В Лионе тюремные надзиратели были очень грубый народ; в этом имели возможность убедиться мы все: то­варищи, моя жена и я сам. Но после нескольких стычек все уладилось. На придачу администрация знала хорошо, что за нас — парижская пресса, и вовсе не желала на­влечь на свои головы громы Рошфора или жгучую критику Клемансо. В Клэрво, оказалось, дело обошлось без столк­новений. Всю администрацию сменили за несколько месяцев до нашего прибытия.
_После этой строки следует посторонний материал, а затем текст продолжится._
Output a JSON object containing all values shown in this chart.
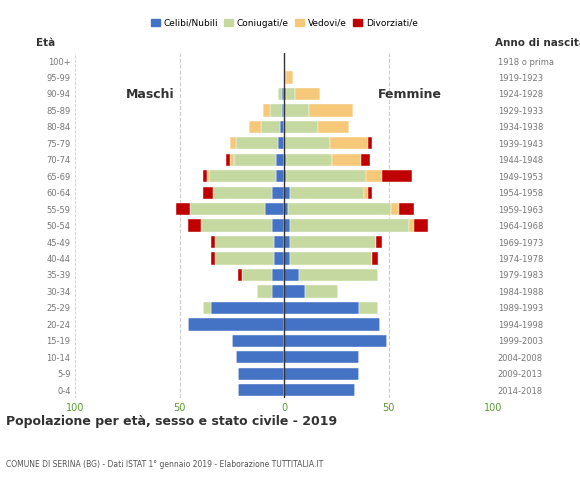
{
  "age_groups": [
    "0-4",
    "5-9",
    "10-14",
    "15-19",
    "20-24",
    "25-29",
    "30-34",
    "35-39",
    "40-44",
    "45-49",
    "50-54",
    "55-59",
    "60-64",
    "65-69",
    "70-74",
    "75-79",
    "80-84",
    "85-89",
    "90-94",
    "95-99",
    "100+"
  ],
  "birth_years": [
    "2014-2018",
    "2009-2013",
    "2004-2008",
    "1999-2003",
    "1994-1998",
    "1989-1993",
    "1984-1988",
    "1979-1983",
    "1974-1978",
    "1969-1973",
    "1964-1968",
    "1959-1963",
    "1954-1958",
    "1949-1953",
    "1944-1948",
    "1939-1943",
    "1934-1938",
    "1929-1933",
    "1924-1928",
    "1919-1923",
    "1918 o prima"
  ],
  "males": {
    "celibe": [
      22,
      22,
      23,
      25,
      46,
      35,
      6,
      6,
      5,
      5,
      6,
      9,
      6,
      4,
      4,
      3,
      2,
      1,
      1,
      0,
      0
    ],
    "coniugato": [
      0,
      0,
      0,
      0,
      0,
      4,
      7,
      14,
      28,
      28,
      34,
      36,
      28,
      32,
      20,
      20,
      9,
      6,
      2,
      0,
      0
    ],
    "vedovo": [
      0,
      0,
      0,
      0,
      0,
      0,
      0,
      0,
      0,
      0,
      0,
      0,
      0,
      1,
      2,
      3,
      6,
      3,
      0,
      0,
      0
    ],
    "divorziato": [
      0,
      0,
      0,
      0,
      0,
      0,
      0,
      2,
      2,
      2,
      6,
      7,
      5,
      2,
      2,
      0,
      0,
      0,
      0,
      0,
      0
    ]
  },
  "females": {
    "celibe": [
      34,
      36,
      36,
      49,
      46,
      36,
      10,
      7,
      3,
      3,
      3,
      2,
      3,
      1,
      1,
      0,
      0,
      0,
      1,
      0,
      0
    ],
    "coniugato": [
      0,
      0,
      0,
      0,
      0,
      9,
      16,
      38,
      39,
      41,
      57,
      49,
      35,
      38,
      22,
      22,
      16,
      12,
      4,
      1,
      0
    ],
    "vedovo": [
      0,
      0,
      0,
      0,
      0,
      0,
      0,
      0,
      0,
      0,
      2,
      4,
      2,
      8,
      14,
      18,
      15,
      21,
      12,
      3,
      0
    ],
    "divorziato": [
      0,
      0,
      0,
      0,
      0,
      0,
      0,
      0,
      3,
      3,
      7,
      7,
      2,
      14,
      4,
      2,
      0,
      0,
      0,
      0,
      0
    ]
  },
  "colors": {
    "celibe": "#4472c4",
    "coniugato": "#c5d8a0",
    "vedovo": "#f5c87a",
    "divorziato": "#c00000"
  },
  "legend_labels": [
    "Celibi/Nubili",
    "Coniugati/e",
    "Vedovi/e",
    "Divorziati/e"
  ],
  "title": "Popolazione per età, sesso e stato civile - 2019",
  "subtitle": "COMUNE DI SERINA (BG) - Dati ISTAT 1° gennaio 2019 - Elaborazione TUTTITALIA.IT",
  "xlabel_left": "Età",
  "xlabel_right": "Anno di nascita",
  "label_maschi": "Maschi",
  "label_femmine": "Femmine",
  "xlim": 100,
  "bg_color": "#ffffff",
  "grid_color": "#cccccc",
  "axis_label_color": "#5a9a32",
  "tick_color": "#777777"
}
Надзиратели убили в камере одного из арестантов и повесили потом его тело, чтоб представить смерть как самоубийство. Но дело выплыло на этот раз благодаря врачу. Главного смотрителя и не­скольких помощников сместили, и совершенно иные отно­шения установились в тюрьме. Вообще я вынес из Клэрво самые лучшие воспоминания о директоре и в конце кон­цов во время моего пребывания там не раз думал, что люди часто бывают лучше, чем те учреждения, к которым они принадлежат. Но, не имея личных жалоб, я тем более свободно и безусловно могу отрицать само учреж­дение как пережиток мрачного прошлого, ошибочный в принципе и являющийся источником бесчисленных зол для общества.

Я должен упомянуть еще об одном, что поразило меня даже сильнее, чем деморализующее влияние тюрем на заключенных. Каким гнездом заразы является каждая тюрьма и даже каждый суд для соседей, для всех живу­щих вблизи! Ломброзо нашумел очень много своим «пре­ступным типом», открытым будто бы им среди острожного населения. Если бы он с таким же вниманием наблюдал публику, тяготеющую к суду: сыщиков, шпионов, улич­ных адвокатов, доносчиков и обманщиков всякого рода, Ломброзо, наверное, пришел бы к заключению, что геогра­фическая сфера распространения «преступного типа» не ограничивается только тюремными стенами. Никогда я не видел такой богатой коллекции лиц самого низшего людского типа, как в лионском суде, где эти существа шныряли десятками. Ничего подобного я, конечно, не встречал в стенах Клэрво. Диккенс и Круикшэнк обессмер­тили некоторые из этих типов, составляющих совсем осо­бый мир, который вращается вокруг судов и распростра­няет заразу далеко вокруг. То же самое относится ко вся­кой центральной тюрьме вроде Клэрво. Вокруг тюрьмы, как масляное пятно, распространяется целая атмосфера мелкого воровства и мошенничества, шпионства и пороч­ности всякого рода.

Все это я видел. И если до моего осуждения я знал уже, что современная система наказания дурна, то, оставляя Клэрво, я понял также, что система эта не только дурна и несправедлива, но что чистое безумие со стороны обще­ства поддерживать на свой счет — по неведению или по притворному незнанию действительности — эти «универ­ситеты преступности» и эти гнезда развращения; все это под предлогом, что остроги необходимы для обуздания преступных инстинктов нескольких людей.